# Lets play Identify that fish, again :P



## sagespyder (May 21, 2013)

I have 2 of these, they look like cichlids but I could be wrong. They were in the med feeder fish when they were just delivered to my LFS so I decided to pick them up with some feeder fish for my African Clawed Frog. They are now in my 55 gallon tropical, soon to be upgraded, and I want to make sure they are taken care of and that they would work with the current fish I have. 

The 55 gallon will be upgraded to an acrylic 6ft x 2ft x 2ft. I will be ordering the acrylic for my birthday  and put it together. My plants are growing like crazy and either I remove them and sell them or I get/build a bigger tank. I have to build a bigger tank anyway when my husband brought home 3 Bala Sharks. The people at my LFS told him they won't get bigger than 6 inches and some are already pushing that. So far I haven't seen any aggressive behavior from the new fish or towards the new fish so it is ok. They also seem healthy if a little picky about foods. 

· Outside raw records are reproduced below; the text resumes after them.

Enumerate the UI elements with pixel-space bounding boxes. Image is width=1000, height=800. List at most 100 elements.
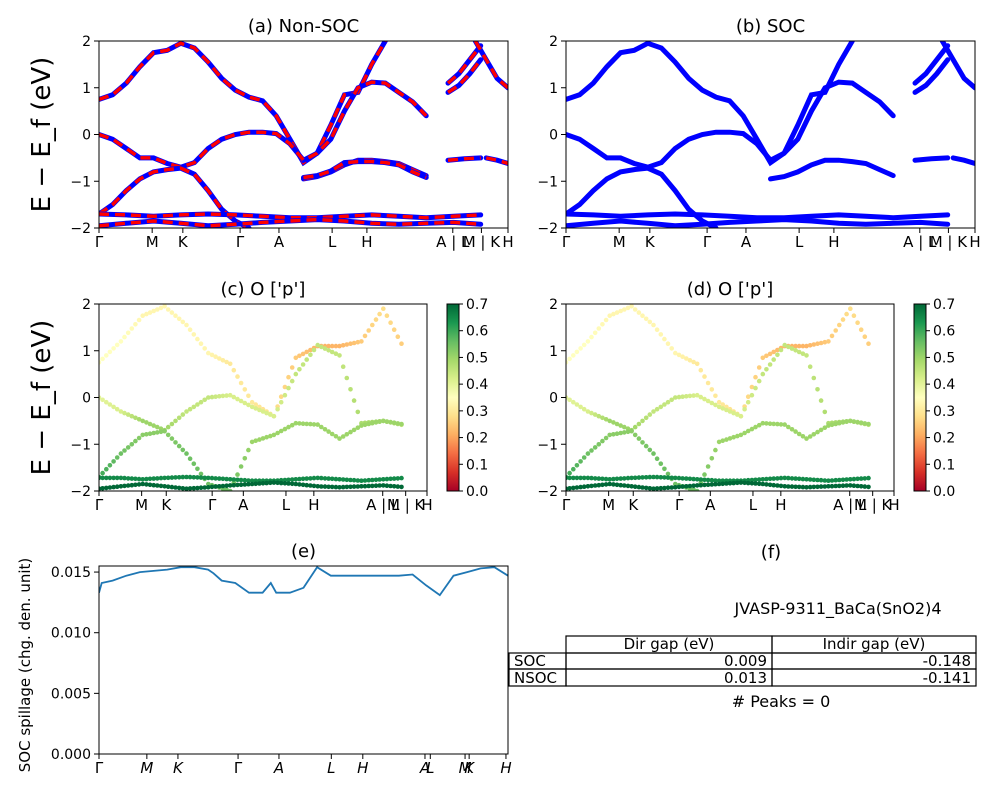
projection-point (716, 404, 722, 410)
projection-point (753, 481, 758, 486)
projection-point (227, 488, 233, 491)
x-tick-label: Γ (675, 496, 684, 514)
projection-point (184, 322, 189, 328)
projection-point (614, 310, 620, 315)
projection-point (600, 322, 605, 327)
projection-point (344, 375, 350, 381)
projection-point (796, 476, 802, 482)
projection-point (578, 346, 583, 351)
projection-point (629, 428, 634, 434)
x-tick-label: K (178, 233, 189, 251)
projection-point (337, 353, 342, 358)
projection-point (632, 484, 638, 490)
projection-point (600, 476, 605, 482)
projection-point (669, 485, 674, 490)
x-tick-label: A (238, 496, 249, 514)
projection-point (366, 477, 372, 483)
projection-point (848, 477, 853, 482)
projection-point (249, 478, 255, 484)
projection-point (122, 410, 127, 416)
projection-point (567, 475, 572, 481)
projection-point (749, 426, 755, 432)
projection-point (574, 463, 580, 468)
projection-point (136, 482, 142, 487)
projection-point (169, 436, 175, 441)
projection-point (155, 476, 160, 481)
projection-point (169, 310, 175, 315)
projection-point (395, 484, 401, 489)
projection-point (680, 476, 685, 481)
projection-point (125, 476, 131, 481)
projection-point (640, 313, 645, 319)
projection-point (669, 397, 674, 403)
projection-point (694, 477, 700, 482)
projection-point (636, 310, 642, 315)
projection-point (180, 447, 186, 453)
x-tick-label: M (613, 233, 626, 251)
projection-point (373, 420, 379, 425)
x-tick-label: H (775, 496, 786, 514)
x-tick-label: A (274, 233, 285, 251)
projection-point (220, 358, 226, 363)
projection-point (180, 474, 186, 480)
panel-title: (d) O ['p'] (687, 279, 773, 300)
projection-point (300, 351, 306, 357)
projection-point (851, 476, 857, 482)
projection-point (351, 340, 357, 346)
projection-point (176, 316, 182, 322)
projection-point (271, 413, 277, 419)
projection-point (804, 343, 809, 349)
projection-point (377, 477, 382, 482)
projection-point (742, 406, 747, 412)
projection-point (224, 476, 229, 482)
projection-point (140, 313, 145, 319)
projection-point (811, 477, 817, 483)
projection-point (184, 451, 189, 456)
y-tick-label: 2 (82, 34, 91, 50)
projection-point (592, 483, 598, 488)
projection-point (826, 478, 831, 484)
projection-point (731, 434, 736, 440)
projection-point (567, 470, 572, 476)
projection-point (585, 475, 591, 481)
colorbar (913, 303, 927, 492)
projection-point (206, 485, 211, 490)
projection-point (822, 339, 828, 345)
projection-point (753, 477, 758, 483)
projection-point (271, 480, 277, 485)
projection-point (326, 476, 331, 481)
colorbar-tick-label: 0.4 (466, 377, 488, 393)
x-tick-label: Γ (234, 759, 243, 777)
projection-point (235, 374, 240, 379)
projection-point (673, 481, 678, 487)
x-tick-label: M (146, 233, 159, 251)
projection-point (611, 311, 616, 317)
y-tick-label: −1 (537, 174, 558, 190)
projection-point (600, 438, 605, 444)
projection-point (162, 428, 167, 434)
projection-point (771, 349, 776, 355)
x-tick-label: K (464, 759, 475, 777)
projection-point (815, 341, 820, 347)
projection-point (724, 481, 729, 486)
projection-point (264, 434, 269, 440)
projection-point (818, 340, 824, 346)
projection-point (257, 481, 262, 486)
projection-point (242, 482, 248, 487)
table-cell-indir-gap: -0.148 (923, 652, 971, 670)
projection-point (829, 333, 835, 339)
projection-point (253, 438, 258, 444)
projection-point (837, 483, 842, 489)
projection-point (308, 421, 313, 427)
table-cell-indir-gap: -0.141 (923, 669, 971, 687)
projection-point (578, 459, 583, 464)
panel-title: (e) (291, 541, 316, 562)
projection-point (745, 428, 751, 434)
projection-point (840, 483, 846, 489)
projection-point (796, 349, 802, 355)
projection-point (756, 481, 762, 487)
colorbar (446, 303, 460, 492)
projection-point (384, 476, 390, 482)
projection-point (304, 476, 310, 481)
projection-point (600, 482, 605, 488)
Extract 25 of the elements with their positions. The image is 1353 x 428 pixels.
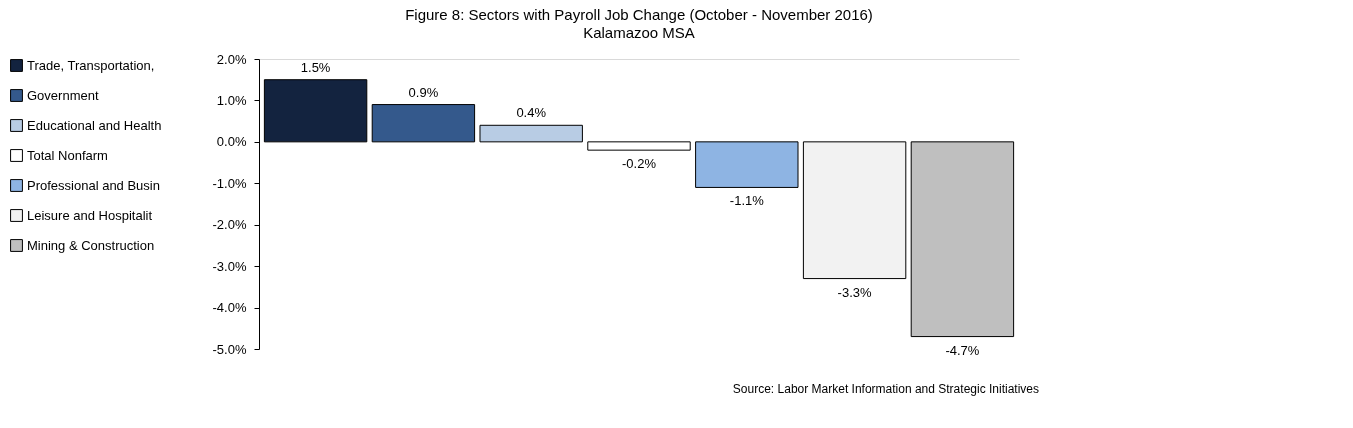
data-label: -0.2% bbox=[622, 156, 657, 172]
chart-subtitle: Kalamazoo MSA bbox=[583, 24, 695, 41]
legend-label: Total Nonfarm bbox=[27, 147, 108, 163]
y-tick-label: 1.0% bbox=[216, 92, 247, 108]
data-label: -3.3% bbox=[837, 284, 873, 300]
source-note: Source: Labor Market Information and Strategic Initiatives bbox=[732, 382, 1039, 396]
y-tick-label: -2.0% bbox=[212, 217, 247, 233]
data-label: -4.7% bbox=[945, 342, 980, 358]
y-tick-label: 0.0% bbox=[216, 134, 247, 150]
y-tick-label: 2.0% bbox=[216, 51, 247, 67]
y-tick-label: -1.0% bbox=[212, 175, 247, 191]
y-tick-label: -3.0% bbox=[212, 258, 247, 274]
y-tick-label: -4.0% bbox=[212, 300, 247, 316]
legend-label: Leisure and Hospitalit bbox=[27, 207, 153, 223]
legend-label: Professional and Busin bbox=[27, 177, 160, 193]
data-label: 1.5% bbox=[300, 59, 331, 75]
chart-title: Figure 8: Sectors with Payroll Job Change (October - November 2016) bbox=[405, 6, 873, 23]
legend-label: Trade, Transportation, bbox=[27, 57, 155, 73]
y-tick-label: -5.0% bbox=[212, 341, 247, 357]
legend-label: Government bbox=[27, 87, 99, 103]
data-label: 0.9% bbox=[408, 84, 439, 100]
legend-label: Mining & Construction bbox=[27, 237, 155, 253]
legend-label: Educational and Health bbox=[27, 117, 162, 133]
data-label: -1.1% bbox=[729, 193, 765, 209]
data-label: 0.4% bbox=[516, 105, 547, 121]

Any and all info would be greatly appreciated! Thanks you guys, I know I can always count on you guys.


----------



## chenowethpm (Jan 8, 2014)

Looks kinda like a sunfish


----------



## navigator black (Jan 3, 2012)

90% sure that's a sunfish.

Bala sharks get to, gulp, 16 inches, and like to race up and down the tank. I wish petstore employees wouldn't sell them, let alone give bad info. They need huge tanks. You may have a little trouble with the sunfish. If they decide to breed they are very territorial in defending their large nests. They also need cooler temperatures than Balas, by a lot.


----------



## chenowethpm (Jan 8, 2014)

You think it's a western dollar?


----------



## navigator black (Jan 3, 2012)

I'm way north, and you southern types get to see cooler sunfish than I do. I'm jealous, but I can't identify the species. I can say the group though. Which sunfish beats me.


----------



## majerah1 (Oct 29, 2010)

Nav! 

Glad to see you  

I agree, looks like a Sunfish.


----------



## sagespyder (May 21, 2013)

Thanks you guys! I really appreciate it. Just found the pair in the feeder tank like i found those other natives in the shrimp tank.


----------



## cynsnn (Nov 21, 2014)

That first picture sure is beautiful, if that's the true color of it? deep blue?


----------



## sagespyder (May 21, 2013)

The last 2 pics are closest to the true color of the fish. The first pic is there to show the blue accents that don't show up well in the other 2 pics. You can see some of the blue blushing in the last pic towards the tail that wasn't captured in the first picture.


----------